2) sometimes i question some people's taste level. i went into a store called No Fear today with a friend (if that friend ever reads this, i apologize) . its a place that carries brands like SKIN, SOCAL, metal militia, etc. it's all bro/bro-ho clothes. first of all i was not comfortable in the least bit even being in that store. it's the trashiest i've ever felt and i don't even wear those clothes. there was a sales boy who was giving my friend his opinion and such on the windbreaker that she wanted. he was definitely hitting on her. i was definitely rude to him. very wannabe bro, very wannabe thug, just a wannabe and frankly he made me uncomfortable in more ways than one. when he rang her up he was shamelessly hitting on her and one of the "tricks" he used was talking to his coworker about his mom. basically he said he needed to get out on time so his mom wouldn't have to wait to pick him up. his coworker noted that he was "so considerate" blah blah blah and my friend smiled. all i could think was....wait...you don't drive? this guy was in his 20s and his mom was driving him? which also meant that he probably lived with his mother. all i could do was roll my eyes and juggle sarcastic remarks around in my head. when we left i finally said "well he's a winner" and my friend laughed and stuff as i threw out my remarks which were probably harsh but still... and then she was like "well...i dunno...i thought he was cute"...in that same conversation she said that if it came between a really nice guy and a really hot bro guy she would probably go with the bro, even though she said she knew she would wish for the nice one.
this made me feel horrible. since when did women decide to date men based purely on looks. truthfully that's not my top priority in attraction and i honestly did not think girls would rather go for the "hot" guy than a nice or intelligent guy.

which brings me to another point. the things the sexist things i can think of are intelligence, passion, and ambition. i don't care how superficially "attractive" a guy is, if he can't carry on a decent conversation then he might as well be jabba the hut and if he can that makes him attractive despite possible physical flaws.

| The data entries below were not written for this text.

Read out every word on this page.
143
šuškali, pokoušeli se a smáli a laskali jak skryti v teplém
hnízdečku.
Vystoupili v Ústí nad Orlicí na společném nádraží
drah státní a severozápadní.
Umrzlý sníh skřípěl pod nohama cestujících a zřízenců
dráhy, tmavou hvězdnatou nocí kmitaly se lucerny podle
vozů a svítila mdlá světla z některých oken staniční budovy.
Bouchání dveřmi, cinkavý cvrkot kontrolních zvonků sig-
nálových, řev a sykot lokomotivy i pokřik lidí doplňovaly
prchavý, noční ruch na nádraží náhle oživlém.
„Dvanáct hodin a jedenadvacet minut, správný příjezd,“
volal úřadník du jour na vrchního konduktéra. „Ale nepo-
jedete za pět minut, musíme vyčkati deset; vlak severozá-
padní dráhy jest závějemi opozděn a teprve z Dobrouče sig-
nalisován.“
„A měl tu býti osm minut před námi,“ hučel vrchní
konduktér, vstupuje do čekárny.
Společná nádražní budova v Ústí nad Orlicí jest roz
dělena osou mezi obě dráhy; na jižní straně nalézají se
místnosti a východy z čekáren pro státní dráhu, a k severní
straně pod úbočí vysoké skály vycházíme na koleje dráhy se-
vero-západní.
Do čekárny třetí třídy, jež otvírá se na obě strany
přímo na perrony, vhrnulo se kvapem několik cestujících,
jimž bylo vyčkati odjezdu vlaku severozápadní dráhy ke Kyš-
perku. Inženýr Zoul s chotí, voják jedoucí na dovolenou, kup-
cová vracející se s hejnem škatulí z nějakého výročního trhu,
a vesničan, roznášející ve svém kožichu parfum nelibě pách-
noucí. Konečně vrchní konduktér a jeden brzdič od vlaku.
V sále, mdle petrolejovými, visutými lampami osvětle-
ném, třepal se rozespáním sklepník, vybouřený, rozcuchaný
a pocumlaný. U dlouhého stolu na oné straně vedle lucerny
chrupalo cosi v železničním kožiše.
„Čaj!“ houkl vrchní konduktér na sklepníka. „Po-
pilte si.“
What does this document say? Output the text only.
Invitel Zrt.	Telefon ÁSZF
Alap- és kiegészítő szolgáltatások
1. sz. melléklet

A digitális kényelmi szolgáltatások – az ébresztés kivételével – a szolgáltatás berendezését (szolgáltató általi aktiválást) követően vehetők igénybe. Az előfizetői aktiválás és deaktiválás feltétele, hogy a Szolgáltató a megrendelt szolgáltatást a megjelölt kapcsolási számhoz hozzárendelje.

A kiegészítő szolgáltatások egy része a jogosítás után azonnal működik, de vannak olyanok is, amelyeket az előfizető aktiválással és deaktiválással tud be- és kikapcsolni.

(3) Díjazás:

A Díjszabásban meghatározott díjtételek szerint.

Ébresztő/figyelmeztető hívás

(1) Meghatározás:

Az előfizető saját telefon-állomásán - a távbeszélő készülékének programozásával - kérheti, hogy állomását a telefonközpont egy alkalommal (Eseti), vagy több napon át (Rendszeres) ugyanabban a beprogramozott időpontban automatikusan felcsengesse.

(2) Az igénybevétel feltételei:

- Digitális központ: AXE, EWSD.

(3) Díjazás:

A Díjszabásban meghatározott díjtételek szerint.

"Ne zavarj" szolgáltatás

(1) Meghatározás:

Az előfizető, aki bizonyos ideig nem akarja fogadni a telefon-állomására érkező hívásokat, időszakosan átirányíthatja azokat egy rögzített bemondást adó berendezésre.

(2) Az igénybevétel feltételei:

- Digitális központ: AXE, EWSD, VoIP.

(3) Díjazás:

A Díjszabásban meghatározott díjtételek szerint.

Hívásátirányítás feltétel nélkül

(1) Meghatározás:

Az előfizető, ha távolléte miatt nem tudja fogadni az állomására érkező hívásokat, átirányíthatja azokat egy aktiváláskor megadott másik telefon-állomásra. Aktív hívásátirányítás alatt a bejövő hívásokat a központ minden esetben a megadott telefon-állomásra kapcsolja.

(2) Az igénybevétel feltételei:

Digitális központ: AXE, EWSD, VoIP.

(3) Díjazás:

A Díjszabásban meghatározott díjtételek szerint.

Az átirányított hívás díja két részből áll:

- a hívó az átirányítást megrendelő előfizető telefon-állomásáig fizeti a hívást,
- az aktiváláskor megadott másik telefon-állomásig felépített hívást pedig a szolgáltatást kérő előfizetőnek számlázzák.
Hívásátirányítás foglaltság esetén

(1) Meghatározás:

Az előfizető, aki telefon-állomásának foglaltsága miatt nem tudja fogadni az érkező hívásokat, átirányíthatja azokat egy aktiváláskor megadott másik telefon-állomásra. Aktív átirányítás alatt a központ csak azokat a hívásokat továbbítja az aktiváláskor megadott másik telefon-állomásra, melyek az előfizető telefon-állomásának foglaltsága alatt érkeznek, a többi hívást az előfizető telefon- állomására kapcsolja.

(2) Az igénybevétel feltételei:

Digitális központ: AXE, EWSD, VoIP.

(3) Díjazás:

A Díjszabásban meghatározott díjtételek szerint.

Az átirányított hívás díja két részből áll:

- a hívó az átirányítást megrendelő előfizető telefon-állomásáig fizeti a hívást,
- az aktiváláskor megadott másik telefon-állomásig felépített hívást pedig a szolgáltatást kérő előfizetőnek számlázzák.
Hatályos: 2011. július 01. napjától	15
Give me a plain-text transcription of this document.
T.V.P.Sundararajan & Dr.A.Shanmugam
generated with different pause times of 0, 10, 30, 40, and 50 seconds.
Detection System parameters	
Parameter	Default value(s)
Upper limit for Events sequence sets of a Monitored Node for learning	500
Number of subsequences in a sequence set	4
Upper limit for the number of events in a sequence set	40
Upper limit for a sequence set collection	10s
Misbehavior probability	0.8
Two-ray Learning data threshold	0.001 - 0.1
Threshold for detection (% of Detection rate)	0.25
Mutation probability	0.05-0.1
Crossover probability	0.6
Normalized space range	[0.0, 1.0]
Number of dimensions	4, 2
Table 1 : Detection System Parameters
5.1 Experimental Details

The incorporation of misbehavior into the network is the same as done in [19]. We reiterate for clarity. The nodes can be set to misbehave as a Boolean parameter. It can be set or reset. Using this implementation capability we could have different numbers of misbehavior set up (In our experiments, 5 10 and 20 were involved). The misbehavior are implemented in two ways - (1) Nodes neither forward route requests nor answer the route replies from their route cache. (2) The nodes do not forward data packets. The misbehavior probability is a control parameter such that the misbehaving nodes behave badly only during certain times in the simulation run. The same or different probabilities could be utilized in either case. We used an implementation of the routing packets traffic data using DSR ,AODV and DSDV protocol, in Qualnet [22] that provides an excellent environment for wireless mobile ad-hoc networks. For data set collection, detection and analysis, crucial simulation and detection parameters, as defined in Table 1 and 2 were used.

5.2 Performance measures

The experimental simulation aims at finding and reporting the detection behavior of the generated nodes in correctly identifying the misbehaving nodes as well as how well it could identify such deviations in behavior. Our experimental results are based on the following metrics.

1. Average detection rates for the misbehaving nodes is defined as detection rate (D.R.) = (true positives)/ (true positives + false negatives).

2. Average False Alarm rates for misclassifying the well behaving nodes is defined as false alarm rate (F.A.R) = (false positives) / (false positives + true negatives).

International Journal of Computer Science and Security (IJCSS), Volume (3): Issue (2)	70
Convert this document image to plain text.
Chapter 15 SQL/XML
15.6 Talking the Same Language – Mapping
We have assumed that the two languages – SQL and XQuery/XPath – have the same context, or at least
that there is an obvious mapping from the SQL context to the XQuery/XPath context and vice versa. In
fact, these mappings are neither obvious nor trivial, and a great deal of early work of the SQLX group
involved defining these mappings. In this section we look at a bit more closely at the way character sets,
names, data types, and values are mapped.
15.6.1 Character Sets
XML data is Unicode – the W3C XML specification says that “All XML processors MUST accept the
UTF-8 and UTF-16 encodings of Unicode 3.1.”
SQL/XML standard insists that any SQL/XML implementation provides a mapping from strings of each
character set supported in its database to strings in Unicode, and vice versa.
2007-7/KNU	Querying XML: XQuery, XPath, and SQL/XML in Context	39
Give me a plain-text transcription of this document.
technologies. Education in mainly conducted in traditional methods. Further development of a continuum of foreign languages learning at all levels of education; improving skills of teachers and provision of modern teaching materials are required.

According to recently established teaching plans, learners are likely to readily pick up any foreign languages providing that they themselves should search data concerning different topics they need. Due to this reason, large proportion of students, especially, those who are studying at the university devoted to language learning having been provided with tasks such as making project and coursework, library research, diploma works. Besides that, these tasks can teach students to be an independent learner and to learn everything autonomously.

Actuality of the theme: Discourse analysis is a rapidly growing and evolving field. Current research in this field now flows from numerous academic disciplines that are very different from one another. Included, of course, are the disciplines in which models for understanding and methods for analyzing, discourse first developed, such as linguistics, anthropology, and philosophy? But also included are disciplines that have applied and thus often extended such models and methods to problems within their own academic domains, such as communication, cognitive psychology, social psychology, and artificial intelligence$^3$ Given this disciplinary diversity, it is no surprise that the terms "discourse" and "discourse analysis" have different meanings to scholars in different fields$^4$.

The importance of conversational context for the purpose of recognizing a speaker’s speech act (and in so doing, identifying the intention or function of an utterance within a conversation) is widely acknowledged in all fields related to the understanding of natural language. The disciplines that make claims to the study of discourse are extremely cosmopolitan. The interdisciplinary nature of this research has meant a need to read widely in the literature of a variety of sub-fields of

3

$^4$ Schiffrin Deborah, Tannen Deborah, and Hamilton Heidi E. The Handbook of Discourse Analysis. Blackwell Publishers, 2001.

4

of course i have physical characteristics i'm into, it would be inhuman not to, but by no means are they the most important thing i look for. does that make me too picky?
maybe that's why i haven't had this huge dating career. looking back, yeah there's always guys that are interested in me but lack of intellect and ignorance are the most unattractive things in the world. i've turned down a number of boys in my life and believe me it wasn't for a problem of aesthetics. i don't think i have high standards...well i guess i do, but i feel that i deserve that right.